A somber Rev. John Carter enters the living room of his modest apartment in Northeast Washington and greets his wife with a hug and a kiss. Deborah Carter smiles and says it is his style to be warm and expressive. A month after his highly publicized church trial on sexual harassment-related charges, she says, the reverend still sees nothing wrong with showing affection.
Yet, there is something of an I-told-you-so tone to Deborah Carter's voice when she recalls warning her husband years ago that some people might misinterpret his actions as "too free and open."
"John and I both talk with our hands; we touch people when we talk to them," she said, gesturing with her hands during an interview. "I had begun to check myself, but I saw John do it all the time."
In April, five women accused Rev. Carter of sexual harassment while they worked for him or while trying to get jobs with his community-based ministry.
The result was a week-long trial, set up like a civil court proceeding, in a United Methodist church basement in Silver Spring. Deborah Carter was most anxious to know what would be said about her husband. She said that if she became convinced the accusations were true, she might leave him.
Deborah Carter, 34, who married her husband four years ago, is an attractive, highly determined graduate student at Howard University who holds two part-time jobs. She could easily take care of herself.
Thirteen fellow ministers acting as jurors -- 11 of them white and eight of them women -- found Rev. Carter guilty of some of the allegations and ordered that he be suspended for three years. But the trial proved to be such a peculiar quasi-judicial affair, replete with unusual deviations from standard judisprudence, that Deborah Carter walked away feeling that justice had not been served.
After hearing the testimony of the women -- three of whom she knew personally -- against her husband and then not being allowed to testify except as a character witness on her husband's behalf, Deborah Carter said she wanted to change the sign on the church basement that read "church trial."
"I wanted to scratch out 'trial' to make it read 'lynching,' " she fumed.
In her mind, the motives of the women were suspect because, she said, during the period in which Rev. Carter was allegedly harassing them, two of the women were calling him at home "at least once a week to chitchat."
The trial verdict, which is being appealed, had a devestating impact on the Carter family, and Deborah Carter has had to rally hard to keep up her own spirits as well as those of her husband. In recounting and sifting through the details of the trauma, Deborah Carter, not surprisingly, tends to discount much of the charges brought against her husband while underscoring the numerous flaws in the proceedings.

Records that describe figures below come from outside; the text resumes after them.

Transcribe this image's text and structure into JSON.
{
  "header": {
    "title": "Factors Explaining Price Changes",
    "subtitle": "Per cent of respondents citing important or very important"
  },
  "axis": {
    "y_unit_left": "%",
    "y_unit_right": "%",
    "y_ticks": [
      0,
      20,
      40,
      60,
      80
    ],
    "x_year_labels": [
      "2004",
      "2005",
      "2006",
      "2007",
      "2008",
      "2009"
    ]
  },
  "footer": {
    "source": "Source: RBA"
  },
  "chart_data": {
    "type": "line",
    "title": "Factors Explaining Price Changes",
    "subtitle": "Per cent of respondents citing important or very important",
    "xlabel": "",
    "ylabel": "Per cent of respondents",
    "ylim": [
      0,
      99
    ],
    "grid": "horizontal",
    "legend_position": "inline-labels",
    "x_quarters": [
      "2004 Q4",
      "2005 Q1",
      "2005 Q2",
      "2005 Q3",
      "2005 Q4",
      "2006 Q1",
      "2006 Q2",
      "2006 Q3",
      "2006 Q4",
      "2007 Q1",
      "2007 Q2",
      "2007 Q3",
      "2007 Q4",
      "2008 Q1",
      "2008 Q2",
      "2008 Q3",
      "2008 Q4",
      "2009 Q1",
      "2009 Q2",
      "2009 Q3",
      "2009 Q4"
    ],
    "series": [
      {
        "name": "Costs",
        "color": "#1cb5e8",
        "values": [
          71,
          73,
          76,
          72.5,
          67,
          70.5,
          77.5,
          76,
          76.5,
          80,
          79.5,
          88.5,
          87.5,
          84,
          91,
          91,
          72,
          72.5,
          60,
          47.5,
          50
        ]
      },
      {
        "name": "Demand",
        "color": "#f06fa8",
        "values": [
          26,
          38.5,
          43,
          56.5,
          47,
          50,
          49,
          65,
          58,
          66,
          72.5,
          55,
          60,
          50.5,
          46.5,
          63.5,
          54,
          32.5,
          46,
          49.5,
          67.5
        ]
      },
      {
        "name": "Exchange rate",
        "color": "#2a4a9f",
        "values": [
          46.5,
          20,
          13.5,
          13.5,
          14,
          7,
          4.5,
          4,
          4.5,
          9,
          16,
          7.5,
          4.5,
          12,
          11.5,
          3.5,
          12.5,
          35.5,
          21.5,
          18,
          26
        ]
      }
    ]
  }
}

One would have to concede, even under the most charitable interpretation of the evidence, that Rev. Carter showed poor judgment in his dealings with church personnel. Yet it is also true that Rev. Carter was up against immense odds in trying to clear his reputation during the bizarre church proceedings.
The presiding bishop, William Boyd Grove, a white, 56-year-old West Virginian, indicated early on his frustration with defense objections that he did not understand. "I'm not a judge. I'm a preacher," he said.
Hired lawyers guided the two preachers who represented the defense and prosecution, but this arrangement resulted in confusion.
"Sometimes we didn't know what we were doing," recalled the Rev. Irvin Lockman, who argued for Rev. Carter with assistance from Clayton Smith, a former federal civil rights lawyer.
In the end, the jurors could not agree on a definition of "immorality," the most serious charge against Rev. Carter. So he was acquitted of that one. But they did find him guilty of "disobeying church law."
"People come up to me at school and say, 'I know it's tough on you -- but we are behind you,' " Deborah Carter said. "I tell them that the only tough part is the loss of John's [$21,000-a-year] salary."
Within the United Methodist Church, the purpose of a trial is to achieve reconciliation -- unlike civil court, where the plaintiff tries to extract a pound of flesh. By using a loose interpretation of civil court procedure as a guide for a church trial, the results were not surprising.
But Deborah Carter's reaction was.
"We're picking up the pieces and going on with our lives," she said. "I intend to stand by my man.